Yeah, that kind of sucks. I don't know how you transition out of that, David, but that's the story. Well, we'll do our best. But it's actually kind of funny that pirates have been in such a big thing in the movies and on TV that that's a badge of honor. I am honored to be in your presence. So I'm already more fantastic than I was at the beginning. Perfect. We're just inching it north. That's great. Hey, listen, an inch at a time will get us there.

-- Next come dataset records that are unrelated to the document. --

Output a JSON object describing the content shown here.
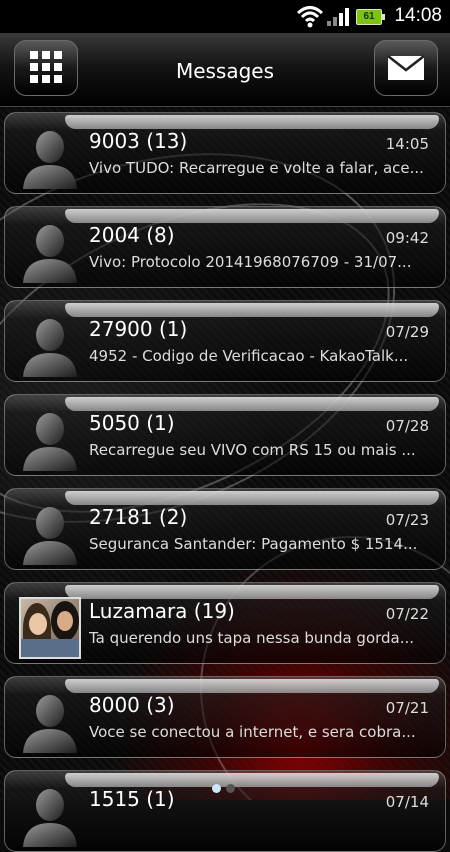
{
  "status": {
    "time": "14:08",
    "battery": "61"
  },
  "header": {
    "title": "Messages"
  },
  "colors": {
    "accent": "#7dc219",
    "background": "#0b0b0b"
  },
  "icons": {
    "left_button": "grid-icon",
    "right_button": "envelope-icon",
    "contact": "person-silhouette-icon"
  },
  "messages": [
    {
      "name": "9003 (13)",
      "date": "14:05",
      "preview": "Vivo TUDO: Recarregue e volte a falar, ace..."
    },
    {
      "name": "2004 (8)",
      "date": "09:42",
      "preview": "Vivo: Protocolo 20141968076709 - 31/07..."
    },
    {
      "name": "27900 (1)",
      "date": "07/29",
      "preview": "4952 - Codigo de Verificacao - KakaoTalk..."
    },
    {
      "name": "5050 (1)",
      "date": "07/28",
      "preview": "Recarregue seu VIVO com RS 15 ou mais ..."
    },
    {
      "name": "27181 (2)",
      "date": "07/23",
      "preview": "Seguranca Santander: Pagamento $ 1514..."
    },
    {
      "name": "Luzamara (19)",
      "date": "07/22",
      "preview": "Ta querendo uns tapa nessa bunda gorda..."
    },
    {
      "name": "8000 (3)",
      "date": "07/21",
      "preview": "Voce se conectou a internet, e sera cobra..."
    },
    {
      "name": "1515 (1)",
      "date": "07/14",
      "preview": ""
    }
  ]
}
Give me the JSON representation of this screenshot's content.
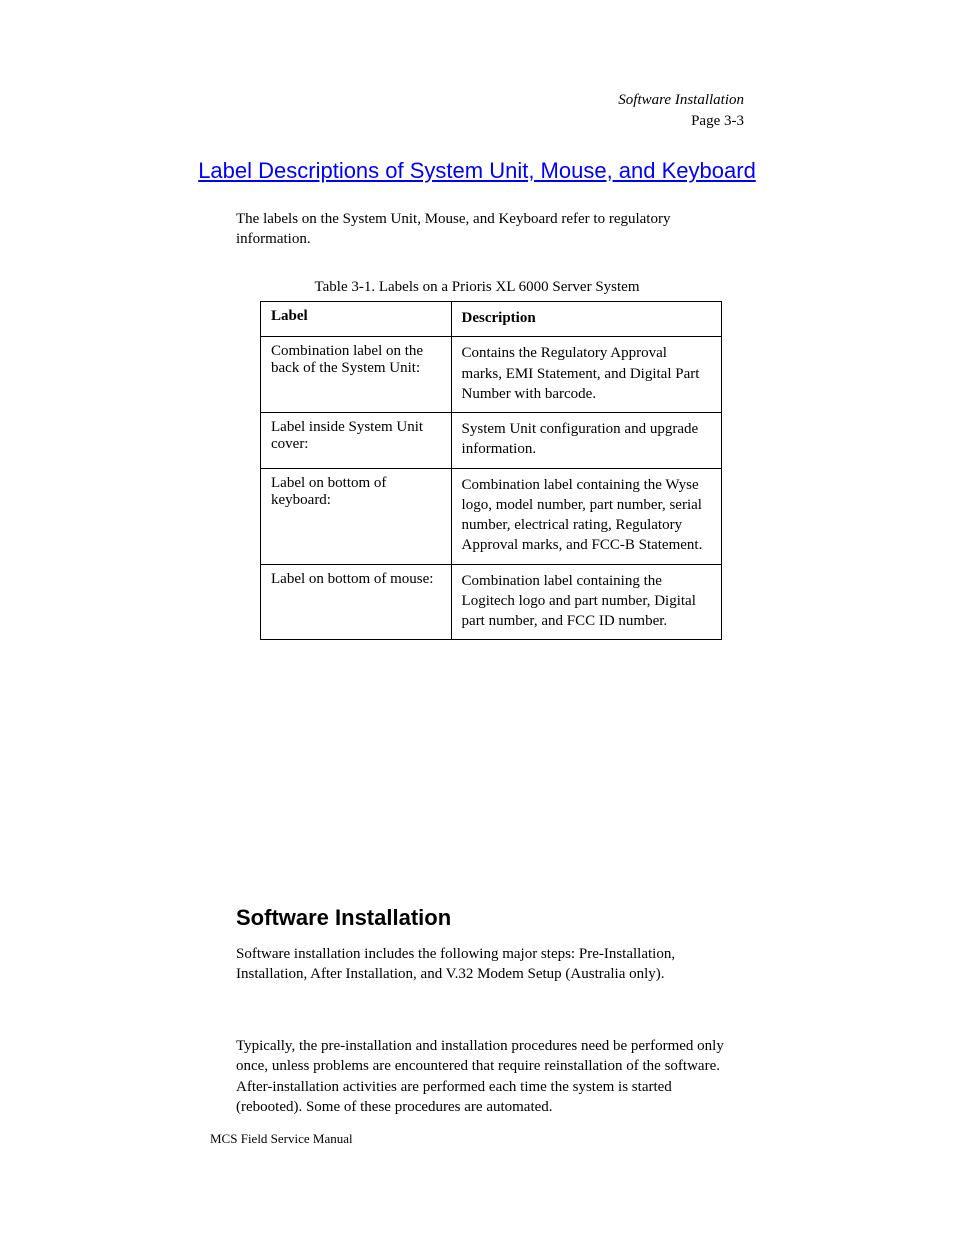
{
  "header": {
    "breadcrumb": "Software Installation",
    "page_label": "Page 3-3"
  },
  "title_link": "Label Descriptions of System Unit, Mouse, and Keyboard",
  "intro": "The labels on the System Unit, Mouse, and Keyboard refer to regulatory information.",
  "table": {
    "caption": "Table 3-1. Labels on a Prioris XL 6000 Server System",
    "headers": {
      "label": "Label",
      "description": "Description"
    },
    "rows": [
      {
        "label": "Combination label on the back of the System Unit:",
        "description": "Contains the Regulatory Approval marks, EMI Statement, and Digital Part Number with barcode."
      },
      {
        "label": "Label inside System Unit cover:",
        "description": "System Unit configuration and upgrade information."
      },
      {
        "label": "Label on bottom of keyboard:",
        "description": "Combination label containing the Wyse logo, model number, part number, serial number, electrical rating, Regulatory Approval marks, and FCC-B Statement."
      },
      {
        "label": "Label on bottom of mouse:",
        "description": "Combination label containing the Logitech logo and part number, Digital part number, and FCC ID number."
      }
    ]
  },
  "section": {
    "heading": "Software Installation",
    "p1": "Software installation includes the following major steps: Pre-Installation, Installation, After Installation, and V.32 Modem Setup (Australia only).",
    "p2": "Typically, the pre-installation and installation procedures need be performed only once, unless problems are encountered that require reinstallation of the software. After-installation activities are performed each time the system is started (rebooted). Some of these procedures are automated."
  },
  "footer": "MCS Field Service Manual"
}
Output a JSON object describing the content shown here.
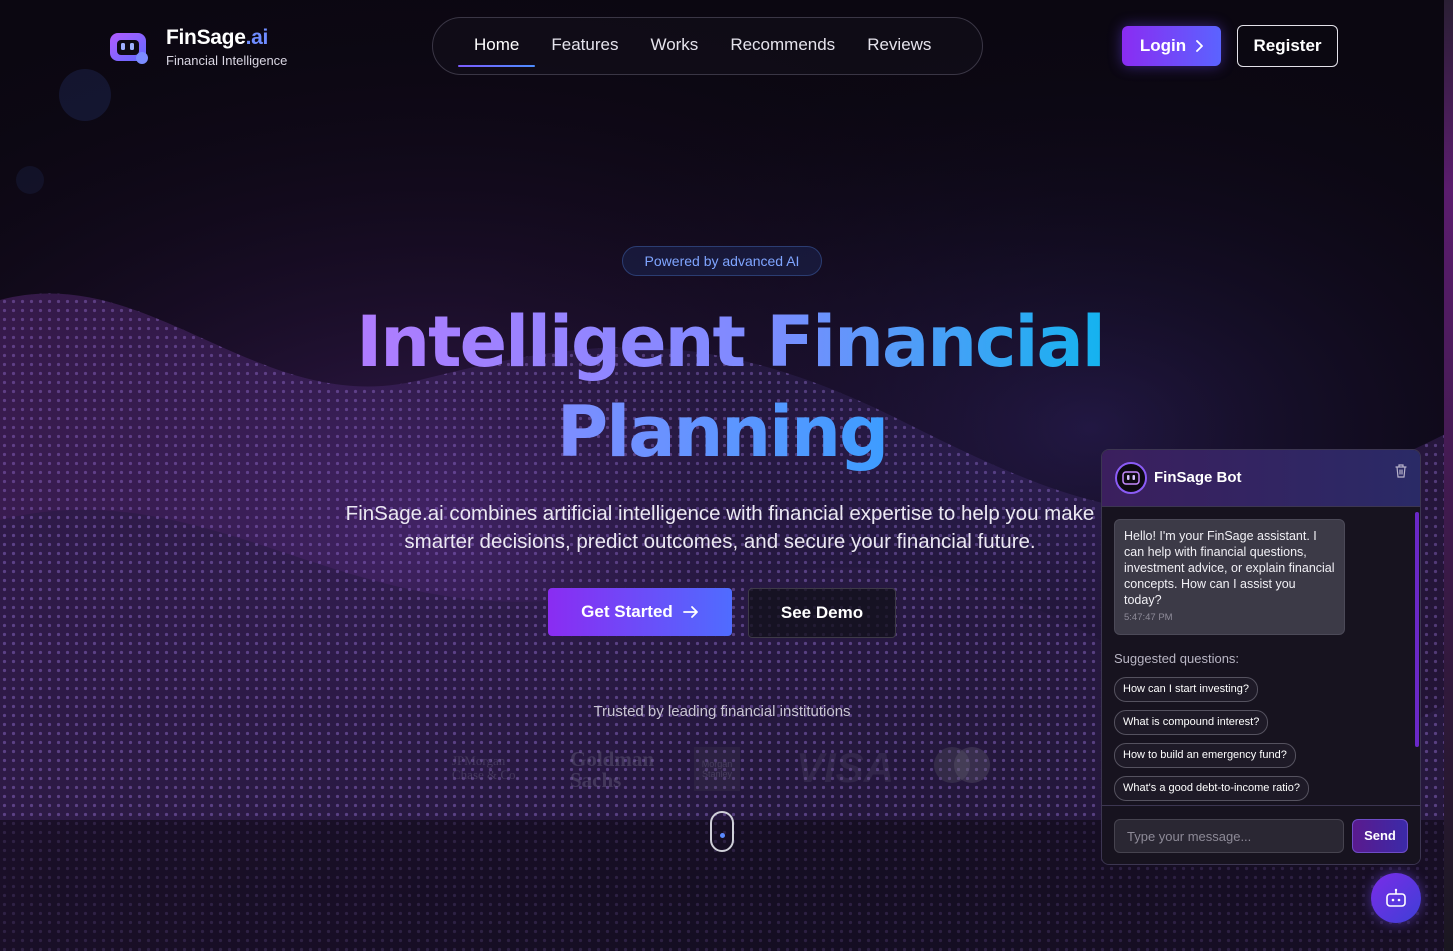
{
  "brand": {
    "name_main": "FinSage",
    "name_suffix": ".ai",
    "tagline": "Financial Intelligence",
    "accent": "#6f8cff"
  },
  "nav": {
    "items": [
      {
        "label": "Home",
        "active": true
      },
      {
        "label": "Features",
        "active": false
      },
      {
        "label": "Works",
        "active": false
      },
      {
        "label": "Recommends",
        "active": false
      },
      {
        "label": "Reviews",
        "active": false
      }
    ],
    "login_label": "Login",
    "register_label": "Register"
  },
  "hero": {
    "badge": "Powered by advanced AI",
    "title_line1_a": "Intelligent",
    "title_line1_b": "Financial",
    "title_line2": "Planning",
    "description": "FinSage.ai combines artificial intelligence with financial expertise to help you make smarter decisions, predict outcomes, and secure your financial future.",
    "primary_cta": "Get Started",
    "secondary_cta": "See Demo",
    "trusted_text": "Trusted by leading financial institutions",
    "partners": {
      "jpmorgan": "JPMorgan Chase & Co.",
      "goldman": "Goldman Sachs",
      "morgan_stanley": "Morgan Stanley",
      "visa": "VISA",
      "mastercard": "mastercard"
    }
  },
  "chatbot": {
    "title": "FinSage Bot",
    "bot_message": "Hello! I'm your FinSage assistant. I can help with financial questions, investment advice, or explain financial concepts. How can I assist you today?",
    "bot_message_time": "5:47:47 PM",
    "suggested_label": "Suggested questions:",
    "suggestions": [
      "How can I start investing?",
      "What is compound interest?",
      "How to build an emergency fund?",
      "What's a good debt-to-income ratio?"
    ],
    "input_placeholder": "Type your message...",
    "send_label": "Send"
  },
  "icons": {
    "logo": "robot-logo-icon",
    "login_chevron": "chevron-right-icon",
    "cta_arrow": "arrow-right-icon",
    "trash": "trash-icon",
    "fab": "robot-chat-icon",
    "scroll": "mouse-scroll-icon"
  },
  "colors": {
    "gradient_purple": "#9f6bff",
    "gradient_blue": "#1fa9f0",
    "primary_button": "#8a2cf2"
  }
}
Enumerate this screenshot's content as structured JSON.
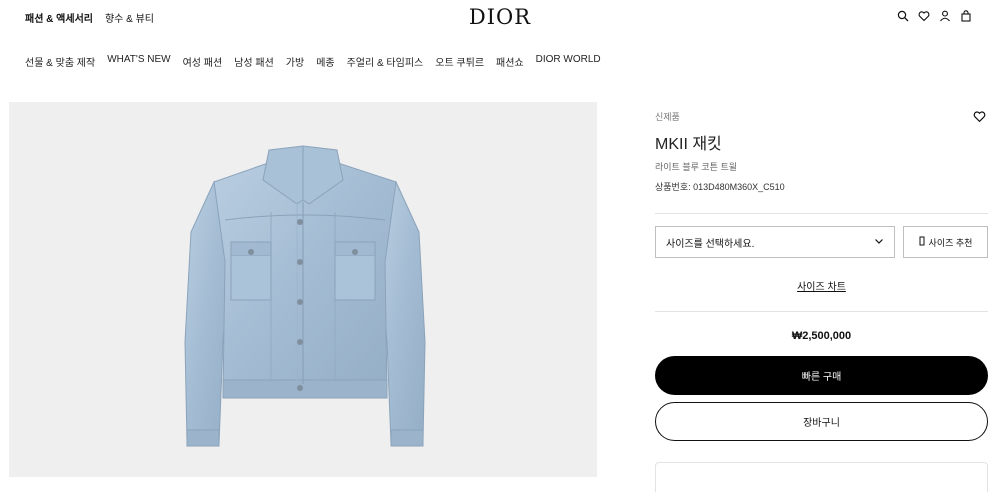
{
  "header": {
    "left_links": [
      "패션 & 액세서리",
      "향수 & 뷰티"
    ],
    "logo": "DIOR",
    "icons": [
      "search-icon",
      "heart-icon",
      "user-icon",
      "bag-icon"
    ]
  },
  "nav": {
    "items": [
      "선물 & 맞춤 제작",
      "WHAT'S NEW",
      "여성 패션",
      "남성 패션",
      "가방",
      "메종",
      "주얼리 & 타임피스",
      "오트 쿠튀르",
      "패션쇼",
      "DIOR WORLD"
    ]
  },
  "product": {
    "badge": "신제품",
    "title": "MKII 재킷",
    "subtitle": "라이트 블루 코튼 트윌",
    "sku": "상품번호: 013D480M360X_C510",
    "size_placeholder": "사이즈를 선택하세요.",
    "size_reco_label": "사이즈 추천",
    "size_chart_label": "사이즈 차트",
    "price": "₩2,500,000",
    "buy_now_label": "빠른 구매",
    "add_to_cart_label": "장바구니"
  },
  "colors": {
    "denim": "#a9c1d6",
    "image_bg": "#efefef",
    "primary_button": "#000000"
  }
}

It's all progress, Chris. It's all progress. But now let's talk about our topic, which is near and dear to a lot of people who listen to this podcast, which is not just trying to figure out how to make learning work, but actually figuring out how to measure behavior changes and how to create what you call learning interventions. ♪♪♪

So, Chris, you focus on supporting and measuring behavior change on talent management and talent development programs. What is the behavior change and why? Behavior change for me is the first possible moment that we can actually start to measure something as far as efficacy is concerned.

I think as an industry, we've gotten real good at the smile sheets, the eval forms on what happened in the room. And I think that the best we can capture on there is the intention that a participant might feel towards putting ideas into practice. And that's all well and good, but it's not actually going to create impact until people start doing something with it.

So I've been really obsessed for the last 16 years on that first step. Once people leave the room, literally as they're going home from the session or after they've clicked out of Zoom or Teams,

Then what? What's that first piece of movement that breaks the inertia of the status quo? So I'm just I'm fascinated by it. I think it's really interesting and it works in the favor of the participant and the organization. So how do you judge a baseline? Because I think for measurement, we always want to know what's the beginning and how did it move? So is it?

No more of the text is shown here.